MetalCore does not have a widely traded native token as of the latest information. The economy primarily runs on NFT assets traded through the Immutable marketplace. This NFT-first approach avoids the token inflation problems that plague many blockchain games but limits investment options.

Revenue Model

Revenue comes from initial NFT sales, marketplace fees, and potentially future battle pass or cosmetic sales. The sustainability of this model depends on maintaining an active player base and trading economy.

Studio Funding

Studio 369 has raised venture capital funding to support development. The runway provided by this funding is critical since the game is not yet generating meaningful revenue from players.

Risk Factors

  • Early access risk: The game is unfinished with significant development remaining
  • Player retention: Mech combat must compete with established franchises for player time
  • Economy unproven: NFT economy depends on player base scale that hasn't been achieved
  • Technical challenges: Performance optimization and netcode for large-scale battles are complex
  • Studio size: Smaller studio competing against larger teams in a demanding genre
  • Blockchain gaming stigma: The "Web3 game" label may repel traditional mech game fans
  • Funding dependency: Requires continued funding or revenue to complete development

Conclusion

MetalCore has a reasonable formula: experienced developers, a dedicated mech combat niche, polished Immutable integration, and a free-to-play model. The mech genre has fewer blockchain competitors than FPS or RPG, providing a potential market gap.

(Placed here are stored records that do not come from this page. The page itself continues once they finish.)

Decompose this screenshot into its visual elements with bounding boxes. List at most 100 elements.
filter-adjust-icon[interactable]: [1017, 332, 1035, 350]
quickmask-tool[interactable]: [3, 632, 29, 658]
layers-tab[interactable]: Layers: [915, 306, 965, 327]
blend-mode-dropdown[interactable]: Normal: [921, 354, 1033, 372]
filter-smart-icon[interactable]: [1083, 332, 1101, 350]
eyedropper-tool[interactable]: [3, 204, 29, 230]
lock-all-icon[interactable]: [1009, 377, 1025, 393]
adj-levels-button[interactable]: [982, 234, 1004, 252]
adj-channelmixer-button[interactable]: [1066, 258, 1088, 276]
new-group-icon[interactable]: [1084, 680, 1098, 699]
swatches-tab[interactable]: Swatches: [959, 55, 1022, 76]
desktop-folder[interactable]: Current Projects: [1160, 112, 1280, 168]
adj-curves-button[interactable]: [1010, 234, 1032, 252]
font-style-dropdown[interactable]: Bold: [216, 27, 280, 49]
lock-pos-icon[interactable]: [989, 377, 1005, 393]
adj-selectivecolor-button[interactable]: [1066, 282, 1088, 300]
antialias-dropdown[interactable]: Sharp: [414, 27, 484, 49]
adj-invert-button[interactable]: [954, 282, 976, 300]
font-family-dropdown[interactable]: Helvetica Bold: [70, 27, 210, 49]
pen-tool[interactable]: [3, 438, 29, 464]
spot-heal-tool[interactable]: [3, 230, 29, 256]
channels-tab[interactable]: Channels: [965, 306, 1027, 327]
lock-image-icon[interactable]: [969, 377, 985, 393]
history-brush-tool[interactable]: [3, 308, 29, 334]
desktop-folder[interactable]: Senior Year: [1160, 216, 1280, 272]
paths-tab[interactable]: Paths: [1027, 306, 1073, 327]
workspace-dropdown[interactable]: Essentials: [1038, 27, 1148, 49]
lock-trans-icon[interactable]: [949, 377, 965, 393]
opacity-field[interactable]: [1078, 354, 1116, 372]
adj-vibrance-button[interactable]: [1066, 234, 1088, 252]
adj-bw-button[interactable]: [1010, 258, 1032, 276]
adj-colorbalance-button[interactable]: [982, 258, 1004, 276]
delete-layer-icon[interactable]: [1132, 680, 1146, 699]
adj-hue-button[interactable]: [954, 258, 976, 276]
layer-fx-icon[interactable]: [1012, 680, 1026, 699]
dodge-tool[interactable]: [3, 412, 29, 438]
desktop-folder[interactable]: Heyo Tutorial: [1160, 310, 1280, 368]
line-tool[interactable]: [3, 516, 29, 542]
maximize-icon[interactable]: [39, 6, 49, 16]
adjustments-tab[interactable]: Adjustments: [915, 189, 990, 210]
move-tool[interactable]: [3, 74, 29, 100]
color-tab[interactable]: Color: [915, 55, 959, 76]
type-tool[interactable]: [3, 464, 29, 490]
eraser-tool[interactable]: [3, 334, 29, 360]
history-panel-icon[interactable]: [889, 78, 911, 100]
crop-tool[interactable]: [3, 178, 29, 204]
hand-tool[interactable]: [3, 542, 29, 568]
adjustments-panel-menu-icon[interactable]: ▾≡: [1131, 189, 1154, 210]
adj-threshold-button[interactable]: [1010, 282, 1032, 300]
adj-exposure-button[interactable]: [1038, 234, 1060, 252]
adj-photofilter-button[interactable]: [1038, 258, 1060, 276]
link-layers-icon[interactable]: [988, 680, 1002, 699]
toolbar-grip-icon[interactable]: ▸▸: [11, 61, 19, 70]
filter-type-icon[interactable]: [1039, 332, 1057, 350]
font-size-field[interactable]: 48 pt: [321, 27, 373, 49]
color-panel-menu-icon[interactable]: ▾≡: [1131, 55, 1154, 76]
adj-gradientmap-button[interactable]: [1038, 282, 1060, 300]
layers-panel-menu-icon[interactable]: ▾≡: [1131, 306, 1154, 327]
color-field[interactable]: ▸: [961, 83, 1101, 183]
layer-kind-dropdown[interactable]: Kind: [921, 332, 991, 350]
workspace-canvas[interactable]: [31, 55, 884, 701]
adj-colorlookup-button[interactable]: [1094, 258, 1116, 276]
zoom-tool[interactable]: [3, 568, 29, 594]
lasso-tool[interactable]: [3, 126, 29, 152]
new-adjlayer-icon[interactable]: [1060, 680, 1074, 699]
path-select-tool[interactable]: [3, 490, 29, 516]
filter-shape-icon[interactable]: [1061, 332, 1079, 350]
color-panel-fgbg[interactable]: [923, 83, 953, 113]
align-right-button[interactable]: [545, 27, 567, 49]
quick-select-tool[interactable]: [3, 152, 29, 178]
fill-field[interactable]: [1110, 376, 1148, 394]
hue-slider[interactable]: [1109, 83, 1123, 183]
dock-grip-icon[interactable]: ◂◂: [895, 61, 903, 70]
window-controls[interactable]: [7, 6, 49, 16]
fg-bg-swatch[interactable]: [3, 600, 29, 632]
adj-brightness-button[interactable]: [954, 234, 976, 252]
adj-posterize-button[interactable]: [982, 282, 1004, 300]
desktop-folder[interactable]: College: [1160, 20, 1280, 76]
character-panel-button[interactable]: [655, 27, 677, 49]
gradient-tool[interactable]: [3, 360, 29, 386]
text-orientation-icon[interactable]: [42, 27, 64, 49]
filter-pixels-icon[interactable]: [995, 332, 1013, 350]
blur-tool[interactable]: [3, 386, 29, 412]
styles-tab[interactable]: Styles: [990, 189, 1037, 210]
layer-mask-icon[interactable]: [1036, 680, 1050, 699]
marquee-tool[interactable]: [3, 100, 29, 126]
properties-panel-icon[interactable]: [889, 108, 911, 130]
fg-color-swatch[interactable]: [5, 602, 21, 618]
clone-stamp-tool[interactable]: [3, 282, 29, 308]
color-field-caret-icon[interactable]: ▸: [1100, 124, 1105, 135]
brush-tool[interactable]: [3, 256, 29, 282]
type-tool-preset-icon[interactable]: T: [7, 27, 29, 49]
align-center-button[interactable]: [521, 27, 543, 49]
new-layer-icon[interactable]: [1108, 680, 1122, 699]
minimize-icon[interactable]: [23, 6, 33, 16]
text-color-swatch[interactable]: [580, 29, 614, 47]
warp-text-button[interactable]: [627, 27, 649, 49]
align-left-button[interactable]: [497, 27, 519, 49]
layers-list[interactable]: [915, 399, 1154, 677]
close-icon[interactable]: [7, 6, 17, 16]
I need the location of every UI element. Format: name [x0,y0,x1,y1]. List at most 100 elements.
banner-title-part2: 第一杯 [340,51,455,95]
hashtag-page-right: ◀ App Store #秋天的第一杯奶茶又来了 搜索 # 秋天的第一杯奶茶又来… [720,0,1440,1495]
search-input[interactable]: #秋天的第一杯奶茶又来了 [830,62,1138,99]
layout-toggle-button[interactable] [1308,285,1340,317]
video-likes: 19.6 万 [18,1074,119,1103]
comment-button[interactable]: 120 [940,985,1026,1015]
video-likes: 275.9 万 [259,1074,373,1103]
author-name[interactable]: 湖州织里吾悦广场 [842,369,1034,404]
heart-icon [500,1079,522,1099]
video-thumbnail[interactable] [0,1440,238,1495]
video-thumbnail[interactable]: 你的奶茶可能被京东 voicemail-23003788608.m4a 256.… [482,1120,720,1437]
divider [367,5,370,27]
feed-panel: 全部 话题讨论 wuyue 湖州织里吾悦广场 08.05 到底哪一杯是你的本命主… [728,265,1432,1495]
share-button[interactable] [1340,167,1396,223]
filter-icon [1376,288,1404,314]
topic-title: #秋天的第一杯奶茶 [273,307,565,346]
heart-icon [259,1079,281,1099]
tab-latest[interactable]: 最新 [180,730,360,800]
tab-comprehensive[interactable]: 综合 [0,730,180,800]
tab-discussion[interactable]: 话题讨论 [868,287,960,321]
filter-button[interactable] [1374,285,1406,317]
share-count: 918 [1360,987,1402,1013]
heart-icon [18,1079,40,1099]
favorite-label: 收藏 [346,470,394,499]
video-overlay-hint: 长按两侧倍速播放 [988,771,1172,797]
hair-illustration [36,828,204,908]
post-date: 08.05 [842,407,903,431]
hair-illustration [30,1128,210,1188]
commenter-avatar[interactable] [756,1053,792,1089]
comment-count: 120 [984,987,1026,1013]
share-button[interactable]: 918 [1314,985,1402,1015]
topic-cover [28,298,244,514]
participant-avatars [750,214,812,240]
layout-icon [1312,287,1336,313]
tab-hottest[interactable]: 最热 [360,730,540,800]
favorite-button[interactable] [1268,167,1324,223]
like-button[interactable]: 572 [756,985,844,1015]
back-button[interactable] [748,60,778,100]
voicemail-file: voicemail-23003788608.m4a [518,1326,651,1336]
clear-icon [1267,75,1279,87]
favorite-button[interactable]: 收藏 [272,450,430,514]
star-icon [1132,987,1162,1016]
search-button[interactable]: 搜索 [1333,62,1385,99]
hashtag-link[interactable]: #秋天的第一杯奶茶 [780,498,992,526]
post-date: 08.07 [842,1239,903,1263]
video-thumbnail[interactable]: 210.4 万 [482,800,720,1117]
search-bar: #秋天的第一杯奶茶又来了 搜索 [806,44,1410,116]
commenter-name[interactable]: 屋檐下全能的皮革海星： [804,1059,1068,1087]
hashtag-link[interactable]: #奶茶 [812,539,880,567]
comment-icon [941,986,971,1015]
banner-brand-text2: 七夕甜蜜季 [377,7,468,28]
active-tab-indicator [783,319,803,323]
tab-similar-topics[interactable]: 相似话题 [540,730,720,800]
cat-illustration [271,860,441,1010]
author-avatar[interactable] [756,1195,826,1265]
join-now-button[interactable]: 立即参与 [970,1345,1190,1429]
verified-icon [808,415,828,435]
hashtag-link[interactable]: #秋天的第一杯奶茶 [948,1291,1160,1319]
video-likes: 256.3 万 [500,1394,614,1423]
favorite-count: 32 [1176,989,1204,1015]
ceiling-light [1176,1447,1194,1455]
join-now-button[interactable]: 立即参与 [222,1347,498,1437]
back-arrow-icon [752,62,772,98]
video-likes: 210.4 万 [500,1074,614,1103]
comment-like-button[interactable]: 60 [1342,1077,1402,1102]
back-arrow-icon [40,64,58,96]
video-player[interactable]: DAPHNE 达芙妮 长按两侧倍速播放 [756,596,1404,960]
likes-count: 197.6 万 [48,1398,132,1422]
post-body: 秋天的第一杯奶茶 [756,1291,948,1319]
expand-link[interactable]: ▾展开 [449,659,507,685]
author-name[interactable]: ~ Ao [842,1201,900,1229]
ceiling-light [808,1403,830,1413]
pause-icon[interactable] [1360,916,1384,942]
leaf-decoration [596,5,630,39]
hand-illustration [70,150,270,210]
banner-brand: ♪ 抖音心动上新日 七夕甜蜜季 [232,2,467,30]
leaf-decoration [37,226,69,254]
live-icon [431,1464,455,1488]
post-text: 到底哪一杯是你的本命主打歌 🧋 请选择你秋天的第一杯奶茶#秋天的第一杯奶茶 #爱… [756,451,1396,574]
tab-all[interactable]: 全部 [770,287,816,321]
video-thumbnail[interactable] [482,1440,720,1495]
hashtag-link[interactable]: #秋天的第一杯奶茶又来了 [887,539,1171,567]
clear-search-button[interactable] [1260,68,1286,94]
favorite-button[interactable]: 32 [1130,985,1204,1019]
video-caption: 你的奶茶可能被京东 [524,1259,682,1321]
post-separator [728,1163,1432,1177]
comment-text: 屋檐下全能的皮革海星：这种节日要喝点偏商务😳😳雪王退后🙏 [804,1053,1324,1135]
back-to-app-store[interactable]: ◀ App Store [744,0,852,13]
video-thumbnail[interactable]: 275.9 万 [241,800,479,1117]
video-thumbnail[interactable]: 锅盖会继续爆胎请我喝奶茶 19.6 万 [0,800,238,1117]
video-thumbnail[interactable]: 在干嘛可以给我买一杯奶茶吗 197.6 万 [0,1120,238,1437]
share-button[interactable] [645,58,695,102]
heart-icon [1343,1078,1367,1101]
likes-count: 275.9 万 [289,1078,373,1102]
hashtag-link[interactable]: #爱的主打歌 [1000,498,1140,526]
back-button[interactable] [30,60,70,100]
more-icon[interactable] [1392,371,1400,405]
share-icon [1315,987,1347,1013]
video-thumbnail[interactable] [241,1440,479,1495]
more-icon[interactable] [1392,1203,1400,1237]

Playtest footage and feedback suggest competent combat mechanics.

The 4.0 score reflects the project's potential tempered by significant execution risk. The game is early, the economy is untested, and the path from promising playtest to sustainable live service is long. MetalCore needs to deliver on gameplay quality to attract the mech game audience, then prove the NFT economy can sustain itself. Both are large uncertainties.